Ante esta circunstancia, a la hora de escribir el guion de la película, Dalton Trumbo se concedió una licencia histórica-poética. Como se recordará, luego de la derrota, Craso les propone un trato a los esclavos vencidos: “No serán crucificados –promete– si Espartaco se entrega a las legiones romanas” y de inmediato pregunta: “¿Quién es Espartaco?” .Aquí se produce uno de los momentos más impresionantes de la película, un instante que ya es parte de la historia del cine: uno a uno de los esclavos, lentamente y sin vacilar, se ponen de pie y con orgullo proclaman: “¡Yo soy Espartaco!”.
Esta evocación histórica-cinematográfica se originó como consecuencia del interrogante que planteó Martín Granovsky aquí mismo, en uno de sus valiosos artículos. Quería saber cuál pudo haber sido el origen de la frase “¡Yo soy Fidel!” que los cubanos corearon colectivamente tanto en La Habana como en Santiago de Cuba y en cualquier otro rincón de la isla. “¿Es un invento popular que el Partido Comunista de Cuba tomó de la calle o una construcción del PCC que recogió el pueblo?”, se pregunta. En “Apuntes sobre el concepto de historia”, Walter Benjamin señala: “Si se quiere considerar la historia como un texto, vale a su propósito lo que un autor reciente dice acerca de [los textos] literarios: el pasado ha depositado en ellos imágenes que se podrían comparar a las que son fijadas por una plancha fotosensible”. En base a este pensamiento, bien podría afirmarse que los cubanos que despedían a su Comandante estaban repitiendo lo que Dalton Trumbo escribiera para la película de Kubrick.
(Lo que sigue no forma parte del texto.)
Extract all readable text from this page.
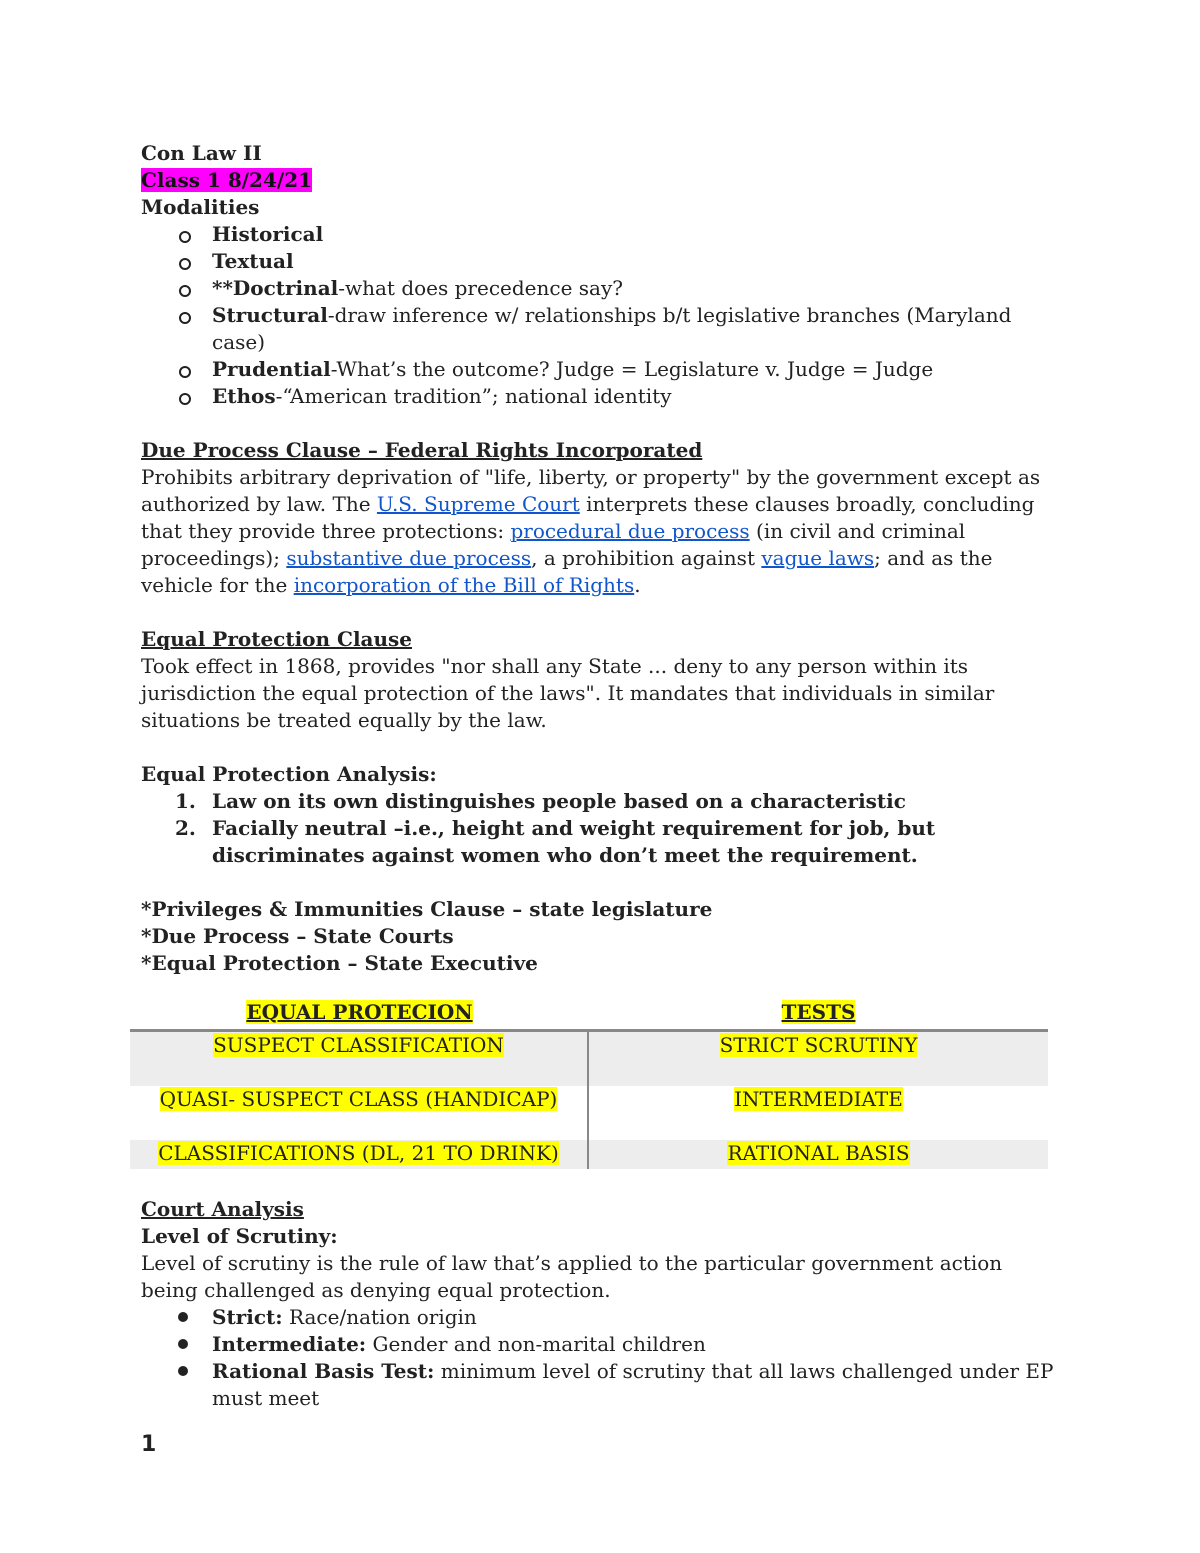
Con Law II

Class 1 8/24/21

Modalities

Historical
Textual
**Doctrinal-what does precedence say?
Structural-draw inference w/ relationships b/t legislative branches (Maryland case)
Prudential-What’s the outcome? Judge = Legislature v. Judge = Judge
Ethos-“American tradition”; national identity

Due Process Clause – Federal Rights Incorporated

Prohibits arbitrary deprivation of "life, liberty, or property" by the government except as authorized by law. The U.S. Supreme Court interprets these clauses broadly, concluding that they provide three protections: procedural due process (in civil and criminal proceedings); substantive due process, a prohibition against vague laws; and as the vehicle for the incorporation of the Bill of Rights.

Equal Protection Clause

Took effect in 1868, provides "nor shall any State ... deny to any person within its jurisdiction the equal protection of the laws". It mandates that individuals in similar situations be treated equally by the law.

Equal Protection Analysis:

1. Law on its own distinguishes people based on a characteristic
2. Facially neutral –i.e., height and weight requirement for job, but discriminates against women who don’t meet the requirement.

*Privileges & Immunities Clause – state legislature

*Due Process – State Courts

*Equal Protection – State Executive

EQUAL PROTECION	TESTS
SUSPECT CLASSIFICATION	STRICT SCRUTINY
QUASI- SUSPECT CLASS (HANDICAP)	INTERMEDIATE
CLASSIFICATIONS (DL, 21 TO DRINK)	RATIONAL BASIS

Court Analysis

Level of Scrutiny:

Level of scrutiny is the rule of law that’s applied to the particular government action being challenged as denying equal protection.

Strict: Race/nation origin
Intermediate: Gender and non-marital children
Rational Basis Test: minimum level of scrutiny that all laws challenged under EP must meet
1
Permítaseme un inciso: el pasado 23 de febrero, con el fin de desmentir que un mediático fiscal había cometido suicidio, un grupo de fiscales y el titular del gremio de judiciales convocaron a una marcha del silencio en Plaza de Mayo. Miles de entusiastas acudieron a la cita; acaso sin saberlo, muchos de ellos se apoderaron de la frase acuñada por el comunista Dalton Trumbo: acarreaban con orgullo el cartel “Yo soy…” Al mes siguiente, un periodista, un filósofo y un rabino llamaron a un nuevo encuentro para “honrar la memoria del fiscal”, en esta oportunidad asistieron menos de cien personas, ninguna de ellas portaba el cartel “Yo soy…” Por falsa, la identificación había muerto a poco de nacer.
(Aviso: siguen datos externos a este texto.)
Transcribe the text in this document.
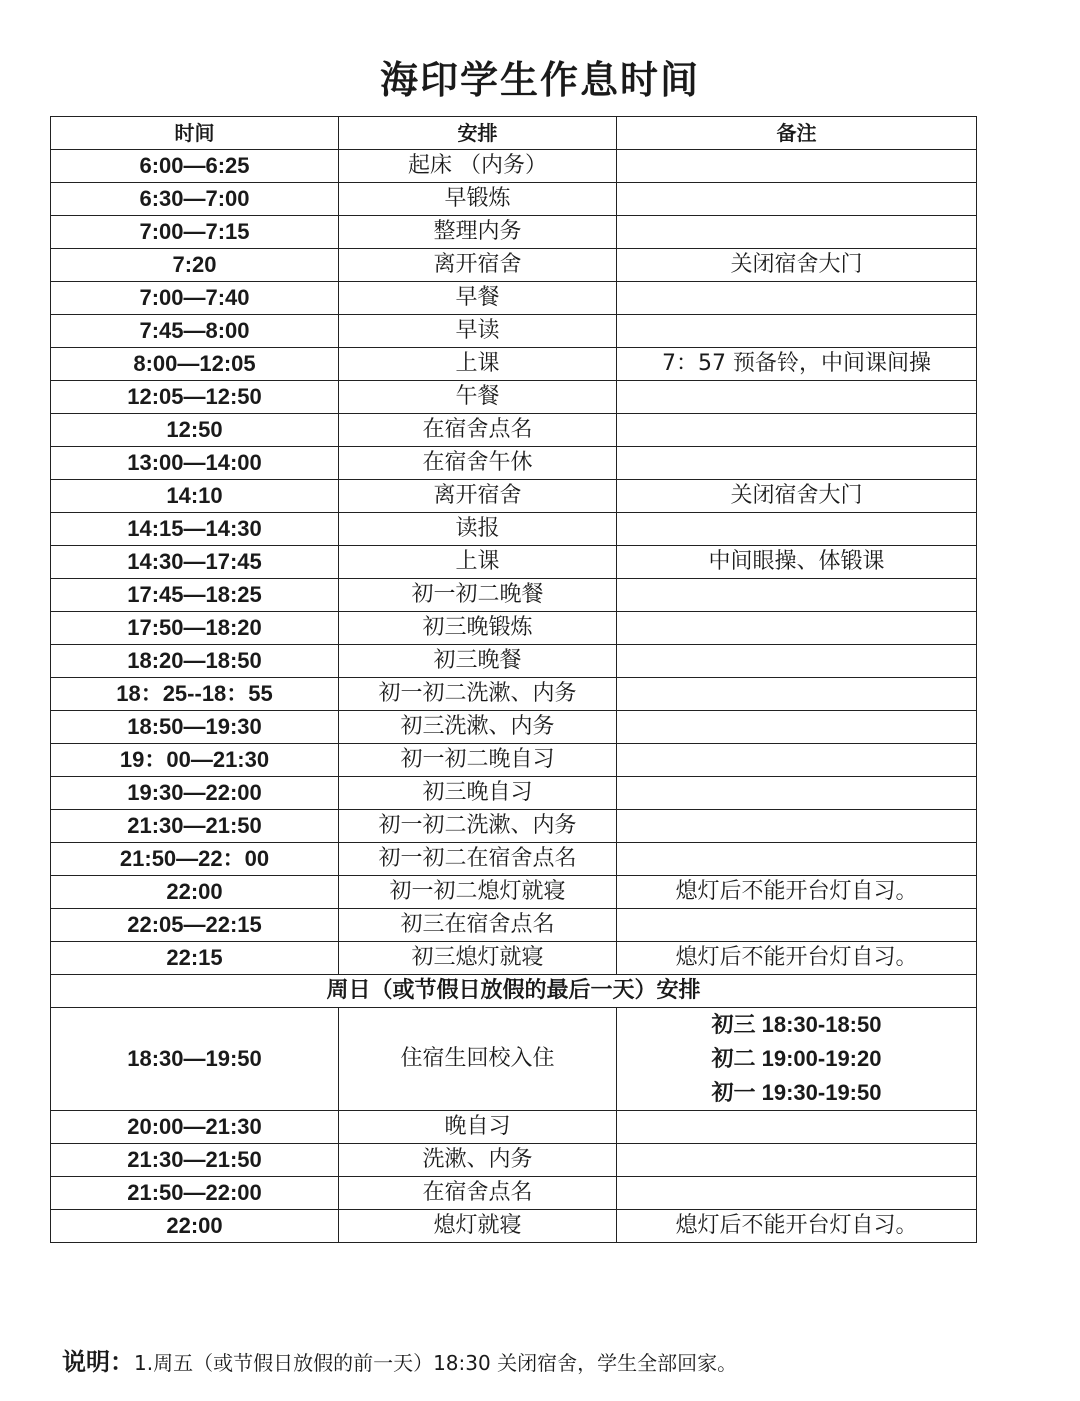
海印学生作息时间
时间	安排	备注
6:00—6:25	起床 （内务）	
6:30—7:00	早锻炼	
7:00—7:15	整理内务	
7:20	离开宿舍	关闭宿舍大门
7:00—7:40	早餐	
7:45—8:00	早读	
8:00—12:05	上课	7：57 预备铃，中间课间操
12:05—12:50	午餐	
12:50	在宿舍点名	
13:00—14:00	在宿舍午休	
14:10	离开宿舍	关闭宿舍大门
14:15—14:30	读报	
14:30—17:45	上课	中间眼操、体锻课
17:45—18:25	初一初二晚餐	
17:50—18:20	初三晚锻炼	
18:20—18:50	初三晚餐	
18：25--18：55	初一初二洗漱、内务	
18:50—19:30	初三洗漱、内务	
19：00—21:30	初一初二晚自习	
19:30—22:00	初三晚自习	
21:30—21:50	初一初二洗漱、内务	
21:50—22：00	初一初二在宿舍点名	
22:00	初一初二熄灯就寝	熄灯后不能开台灯自习。
22:05—22:15	初三在宿舍点名	
22:15	初三熄灯就寝	熄灯后不能开台灯自习。
周日（或节假日放假的最后一天）安排		
18:30—19:50	住宿生回校入住	初三 18:30-18:50
初二 19:00-19:20
初一 19:30-19:50

20:00—21:30	晚自习	
21:30—21:50	洗漱、内务	
21:50—22:00	在宿舍点名	
22:00	熄灯就寝	熄灯后不能开台灯自习。
说明：1.周五（或节假日放假的前一天）18:30 关闭宿舍，学生全部回家。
Ciertas voces agoreras podrían argumentar que los cubanos viven una revolución triunfante, en tanto que los esclavos de la película sufrieron una derrota. No obstante, queda claro que la de Marco Licino Craso fue una victoria pírrica: a partir del año 73 a.C. las revoluciones crecieron sin descanso, es innecesario numerarlas, basta con mencionar la que el 1º de diciembre de 1959 llegó para quedarse en la isla de Cuba. La comandaba un moderno Espartaco que no precisó sacrificar a caballo alguno para luchar y triunfar junto a su pueblo. La Revolución sigue en pie, fuerte como siempre, por eso no debe sorprender que tanto los cubanos que participaron de ella como los que nacieron cuando ya estaba consolidada, repitan con orgullo: “¡Yo soy Fidel!”; efectivamente lo son.